While it may be thought that a lack of willingness by patients to have a student participate in their outpatient appointment would be a problem, studies suggest that this is not a significant issue ( Crawford et al., 2005 ; Choudhury et al., 2006 ; Shah-Khan et al., 2007 ; Al Ghamdi et al., 2014 ). It appears that a sufficient proportion of patients are happy to have the student present during their consultation, providing adequate cases for training purposes.
The studies that have been carried out on the topic of teaching in an OPC setting have generally been limited to a single specialty, making generalization difficult. Furthermore, it is likely that certain fields of medicine will be more suited to this approach, and future research should take this into account.

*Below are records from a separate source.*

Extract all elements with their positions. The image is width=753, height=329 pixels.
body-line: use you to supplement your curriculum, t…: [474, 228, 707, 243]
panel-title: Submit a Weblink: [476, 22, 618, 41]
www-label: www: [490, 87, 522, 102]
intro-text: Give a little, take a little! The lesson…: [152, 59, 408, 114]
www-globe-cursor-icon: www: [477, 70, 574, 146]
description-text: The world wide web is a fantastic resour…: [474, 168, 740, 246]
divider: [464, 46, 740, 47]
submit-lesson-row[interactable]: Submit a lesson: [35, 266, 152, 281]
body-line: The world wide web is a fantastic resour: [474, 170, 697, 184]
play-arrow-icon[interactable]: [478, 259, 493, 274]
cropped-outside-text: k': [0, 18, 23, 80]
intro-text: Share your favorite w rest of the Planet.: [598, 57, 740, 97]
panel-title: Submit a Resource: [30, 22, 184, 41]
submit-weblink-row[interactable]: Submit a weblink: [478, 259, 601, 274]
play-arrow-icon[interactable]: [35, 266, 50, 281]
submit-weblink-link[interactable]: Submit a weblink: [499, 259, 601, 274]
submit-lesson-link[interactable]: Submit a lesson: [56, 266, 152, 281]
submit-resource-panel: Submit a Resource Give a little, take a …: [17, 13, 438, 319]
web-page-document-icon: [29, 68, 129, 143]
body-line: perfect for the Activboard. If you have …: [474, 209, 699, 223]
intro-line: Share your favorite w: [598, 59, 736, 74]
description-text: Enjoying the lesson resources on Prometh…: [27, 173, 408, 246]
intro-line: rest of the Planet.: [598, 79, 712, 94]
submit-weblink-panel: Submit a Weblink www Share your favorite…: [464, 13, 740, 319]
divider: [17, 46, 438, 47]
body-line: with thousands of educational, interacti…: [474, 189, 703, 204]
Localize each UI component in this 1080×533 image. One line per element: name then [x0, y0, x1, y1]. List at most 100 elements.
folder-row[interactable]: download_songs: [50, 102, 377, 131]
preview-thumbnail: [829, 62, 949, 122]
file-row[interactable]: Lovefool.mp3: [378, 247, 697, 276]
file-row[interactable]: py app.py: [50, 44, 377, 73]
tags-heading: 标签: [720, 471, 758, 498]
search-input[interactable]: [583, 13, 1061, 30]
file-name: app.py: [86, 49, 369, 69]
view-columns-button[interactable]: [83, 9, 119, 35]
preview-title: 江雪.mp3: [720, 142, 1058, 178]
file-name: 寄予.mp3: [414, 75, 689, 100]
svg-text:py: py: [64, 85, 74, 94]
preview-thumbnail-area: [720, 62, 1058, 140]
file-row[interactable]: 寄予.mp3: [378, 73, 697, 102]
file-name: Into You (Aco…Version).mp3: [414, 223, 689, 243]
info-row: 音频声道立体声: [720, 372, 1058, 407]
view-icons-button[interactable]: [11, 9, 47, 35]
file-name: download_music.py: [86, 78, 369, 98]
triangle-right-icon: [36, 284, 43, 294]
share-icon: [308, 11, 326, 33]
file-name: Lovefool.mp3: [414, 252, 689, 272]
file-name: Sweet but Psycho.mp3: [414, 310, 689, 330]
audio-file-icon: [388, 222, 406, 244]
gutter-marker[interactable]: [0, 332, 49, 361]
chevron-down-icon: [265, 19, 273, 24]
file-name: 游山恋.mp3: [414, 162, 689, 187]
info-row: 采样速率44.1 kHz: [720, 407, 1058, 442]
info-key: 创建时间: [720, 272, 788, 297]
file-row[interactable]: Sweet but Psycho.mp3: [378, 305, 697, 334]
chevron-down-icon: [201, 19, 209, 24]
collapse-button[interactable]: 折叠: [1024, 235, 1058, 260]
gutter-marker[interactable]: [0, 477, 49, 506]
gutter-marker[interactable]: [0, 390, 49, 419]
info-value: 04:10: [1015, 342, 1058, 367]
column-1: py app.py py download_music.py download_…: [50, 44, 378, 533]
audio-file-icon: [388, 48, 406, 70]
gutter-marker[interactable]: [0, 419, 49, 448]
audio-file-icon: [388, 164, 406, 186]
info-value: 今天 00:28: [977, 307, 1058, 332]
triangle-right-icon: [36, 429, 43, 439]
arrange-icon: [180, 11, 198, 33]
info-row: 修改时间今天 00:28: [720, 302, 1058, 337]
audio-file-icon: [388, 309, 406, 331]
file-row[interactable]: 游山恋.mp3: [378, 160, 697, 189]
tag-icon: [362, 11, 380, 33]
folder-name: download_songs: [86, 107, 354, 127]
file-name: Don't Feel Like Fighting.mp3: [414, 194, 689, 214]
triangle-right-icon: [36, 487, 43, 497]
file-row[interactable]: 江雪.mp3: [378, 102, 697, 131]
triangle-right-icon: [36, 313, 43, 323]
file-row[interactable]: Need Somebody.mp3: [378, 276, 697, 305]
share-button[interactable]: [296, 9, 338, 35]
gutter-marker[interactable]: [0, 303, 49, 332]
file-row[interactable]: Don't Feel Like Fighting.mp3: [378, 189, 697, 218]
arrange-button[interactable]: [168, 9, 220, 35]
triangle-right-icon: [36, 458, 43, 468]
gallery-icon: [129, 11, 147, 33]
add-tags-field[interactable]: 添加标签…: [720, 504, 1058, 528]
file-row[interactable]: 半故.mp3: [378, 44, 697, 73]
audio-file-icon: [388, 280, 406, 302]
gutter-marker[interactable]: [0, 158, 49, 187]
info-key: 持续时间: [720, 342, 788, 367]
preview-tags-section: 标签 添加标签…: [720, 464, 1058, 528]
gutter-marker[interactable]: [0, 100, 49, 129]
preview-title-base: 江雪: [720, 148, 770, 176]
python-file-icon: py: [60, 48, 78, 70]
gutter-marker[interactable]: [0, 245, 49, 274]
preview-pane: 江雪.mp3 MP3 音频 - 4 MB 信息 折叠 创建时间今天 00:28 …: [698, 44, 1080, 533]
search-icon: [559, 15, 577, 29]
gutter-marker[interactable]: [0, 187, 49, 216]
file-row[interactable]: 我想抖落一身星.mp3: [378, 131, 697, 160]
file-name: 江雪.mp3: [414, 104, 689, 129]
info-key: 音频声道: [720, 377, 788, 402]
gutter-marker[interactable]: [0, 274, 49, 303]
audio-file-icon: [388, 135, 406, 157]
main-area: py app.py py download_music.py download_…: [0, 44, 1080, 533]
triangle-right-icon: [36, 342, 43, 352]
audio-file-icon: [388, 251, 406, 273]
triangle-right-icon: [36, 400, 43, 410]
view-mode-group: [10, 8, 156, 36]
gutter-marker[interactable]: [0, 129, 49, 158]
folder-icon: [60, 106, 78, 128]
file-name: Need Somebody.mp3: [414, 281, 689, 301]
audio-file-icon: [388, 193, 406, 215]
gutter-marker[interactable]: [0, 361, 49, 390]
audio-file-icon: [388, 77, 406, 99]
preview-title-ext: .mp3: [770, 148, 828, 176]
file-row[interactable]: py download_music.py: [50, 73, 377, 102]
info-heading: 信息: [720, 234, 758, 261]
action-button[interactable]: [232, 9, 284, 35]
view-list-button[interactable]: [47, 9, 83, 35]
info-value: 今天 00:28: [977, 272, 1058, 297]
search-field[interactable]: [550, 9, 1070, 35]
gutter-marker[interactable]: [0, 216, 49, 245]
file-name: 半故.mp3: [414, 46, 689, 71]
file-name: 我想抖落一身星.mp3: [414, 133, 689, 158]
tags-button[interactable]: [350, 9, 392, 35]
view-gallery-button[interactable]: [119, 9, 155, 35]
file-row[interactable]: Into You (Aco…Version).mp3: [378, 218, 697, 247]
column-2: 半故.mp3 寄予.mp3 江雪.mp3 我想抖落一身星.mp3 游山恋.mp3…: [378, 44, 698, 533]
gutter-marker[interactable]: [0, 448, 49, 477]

Although many questions regarding teaching in an OPC have been raised in the past, there remains inadequate evidence for the benefits to trainees ( Bowen & Irby, 2002 ). This may be a significant contributory factor to the slow rate at which such training is becoming part of the medical curriculum. In order to fully realize the potential benefits of teaching in an OPC setting, these questions need to be satisfactorily answered.
5. Conclusion
Our systematic analysis of the literature has revealed several advantages to teaching residents and students within outpatient environments, including adequate case exposure, experience with diverse clinical topics, and efficient development of doctor-patient relationships. Approaches to teaching and supervision in the outpatient setting vary greatly depending on the trainer and location of the clinic, with little consensus on the optimal strategy. Continued research within outpatient settings will be required to better understand the relationships between resident supervision, medical education, and patient outcomes in outpatient training environments.
Acknowledgements
This work was supervised and supported by the Alzaidi Chair of Research in Rheumatic Diseases at Umm Alqura University.